On Feb 12, 8:25 am, "J. mp" <joaomiguel.pere... / gmail.com> wrote:
> Gavin Kistner wrote:
> > OK, but *why* aren't they allowed. You haven't described exactly what
> > your requirements are. Is it because you can't have to non-letters in
> > a row? Is it because the string must contain at least three letters?

You didn't answer these questions.

> > BTW, where are these requirements coming from? Are these business
> > requirements that must be enforced? Are you just making up what you
> > think people should probably have to use as a name? Or are you just
> > trying to learn regexp?
>
> It's a business requirement. The user name will be used before the
> domain, for example:
> I have the domain http://somedomain.com and for each user a unique url
> will exists like http://user.name.somedomain.com
> http://david_coperfield.somedomain.com
> http://andreas-blast.somedomain.com
>
> This is my business requirement, so I can only allow user names that can
> be used in a URI.

So the question is, what is legal in that part of a URI? The best
resource I can find is RFC2396 [1], and it says:
"The most common name registry mechanism is the Domain Name System
(DNS).
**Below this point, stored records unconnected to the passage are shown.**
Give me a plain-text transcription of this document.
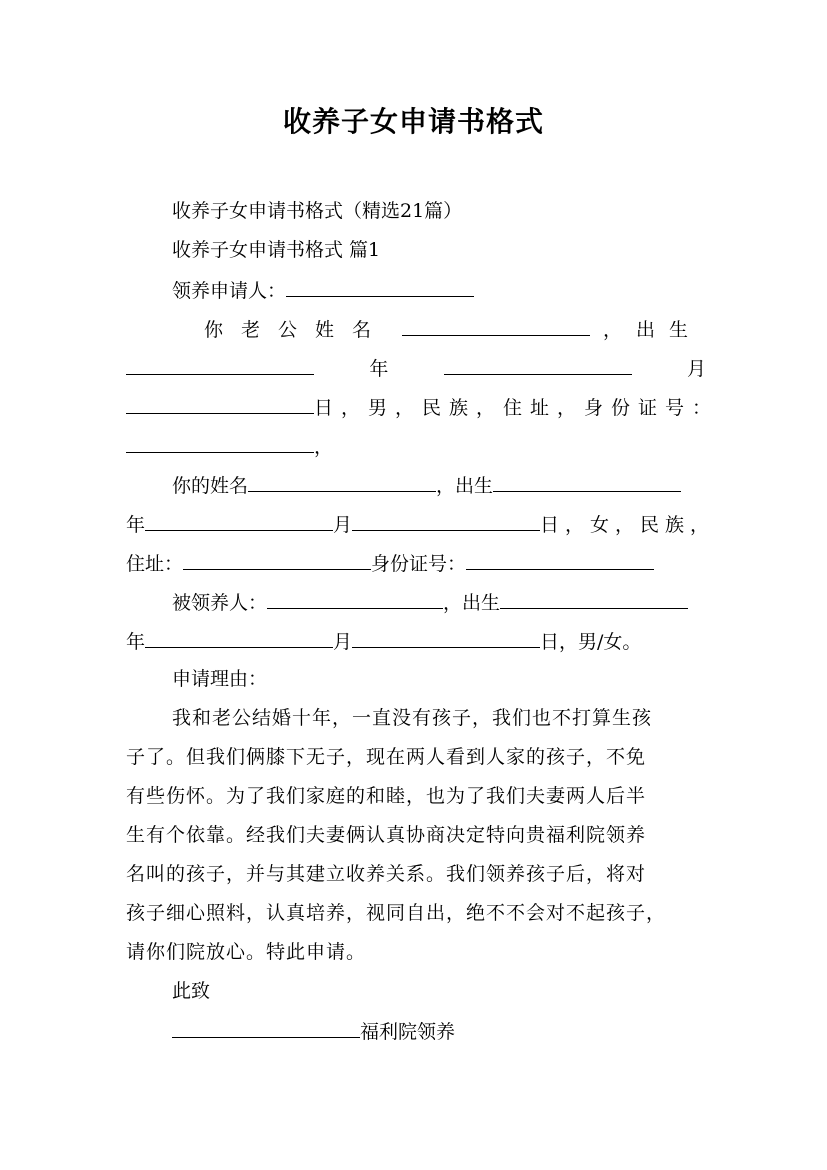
收养子女申请书格式
收养子女申请书格式（精选21篇）
收养子女申请书格式 篇1
领养申请人：
你老公姓名	，出生
年	月
日，男，民族，住址，身份证号：
，
你的姓名	，出生
年	月	日，女，民族，
住址：	身份证号：
被领养人：	，出生
年	月	日，男/女。
申请理由：
我和老公结婚十年，一直没有孩子，我们也不打算生孩
子了。但我们俩膝下无子，现在两人看到人家的孩子，不免
有些伤怀。为了我们家庭的和睦，也为了我们夫妻两人后半
生有个依靠。经我们夫妻俩认真协商决定特向贵福利院领养
名叫的孩子，并与其建立收养关系。我们领养孩子后，将对
孩子细心照料，认真培养，视同自出，绝不不会对不起孩子，
请你们院放心。特此申请。
此致
福利院领养
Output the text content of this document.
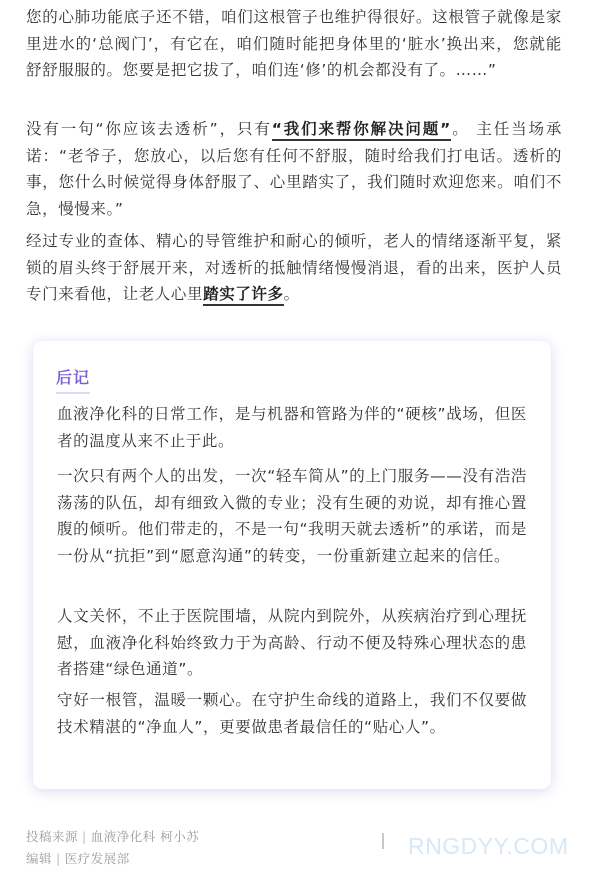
您的心肺功能底子还不错，咱们这根管子也维护得很好。这根管子就像是家里进水的‘总阀门’，有它在，咱们随时能把身体里的‘脏水’换出来，您就能舒舒服服的。您要是把它拔了，咱们连‘修’的机会都没有了。……”

没有一句“你应该去透析”，只有“我们来帮你解决问题”。 主任当场承诺：“老爷子，您放心，以后您有任何不舒服，随时给我们打电话。透析的事，您什么时候觉得身体舒服了、心里踏实了，我们随时欢迎您来。咱们不急，慢慢来。”

经过专业的查体、精心的导管维护和耐心的倾听，老人的情绪逐渐平复，紧锁的眉头终于舒展开来，对透析的抵触情绪慢慢消退，看的出来，医护人员专门来看他，让老人心里踏实了许多。

后记

血液净化科的日常工作，是与机器和管路为伴的“硬核”战场，但医者的温度从来不止于此。

一次只有两个人的出发，一次“轻车简从”的上门服务——没有浩浩荡荡的队伍，却有细致入微的专业；没有生硬的劝说，却有推心置腹的倾听。他们带走的，不是一句“我明天就去透析”的承诺，而是一份从“抗拒”到“愿意沟通”的转变，一份重新建立起来的信任。

人文关怀，不止于医院围墙，从院内到院外，从疾病治疗到心理抚慰，血液净化科始终致力于为高龄、行动不便及特殊心理状态的患者搭建“绿色通道”。

守好一根管，温暖一颗心。在守护生命线的道路上，我们不仅要做技术精湛的“净血人”，更要做患者最信任的“贴心人”。

投稿来源 | 血液净化科 柯小苏
编辑 | 医疗发展部	RNGDYY.COM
A registered name intended for lookup in the DNS uses the
syntax defined in Section 3.5 of [RFC1034] and Section 2.1 of
[RFC1123]."


Section 2.1 of RFC 1123 [2] says:
"The syntax of a legal Internet host name was specified in RFC-952
[DNS:4].  One aspect of host name syntax is hereby changed: the
restriction on the first character is relaxed to allow either a letter
or a digit.  Host software MUST support this more liberal syntax.

Host software MUST handle host names of up to 63 characters and SHOULD
handle host names of up to 255 characters."


RFC 952 [3] says:
"<domainname> ::= <hname>
<hname> ::= <name>*["."<name>]
<name>  ::= <let>[*[<let-or-digit-or-hyphen>]<let-or-digit>]"


So, my reading of that (and I'm not an expert) is that a machine name
MAY have digits in it (including at the start or end), may NOT have
underscores, and may be pretty darn long. (Though it makes sense to
put some sort of bound on it - if you think 30 chars is OK, so be it.)

A regexp for this, allowing multiple dotted names joined together:

# Regexp for a single name
/[a-z\d](?:[a-z\d-]*[a-z\d])?/i

# Regexp for 1 or more of those joined by periods
/(?:[a-z\d](?:[a-z\d-]*[a-z\d])?)(?:\.[a-z\d](?:[a-z\d-]*[a-z\d])?)*/i


[1] http://www.gbiv.com/protocols/uri/rfc/rfc3986.html
[2] http://rfc-ref.org/RFC-TEXTS/1123/chapter2.html#sub1
[3] http://rfc.net/rfc952.html#sA.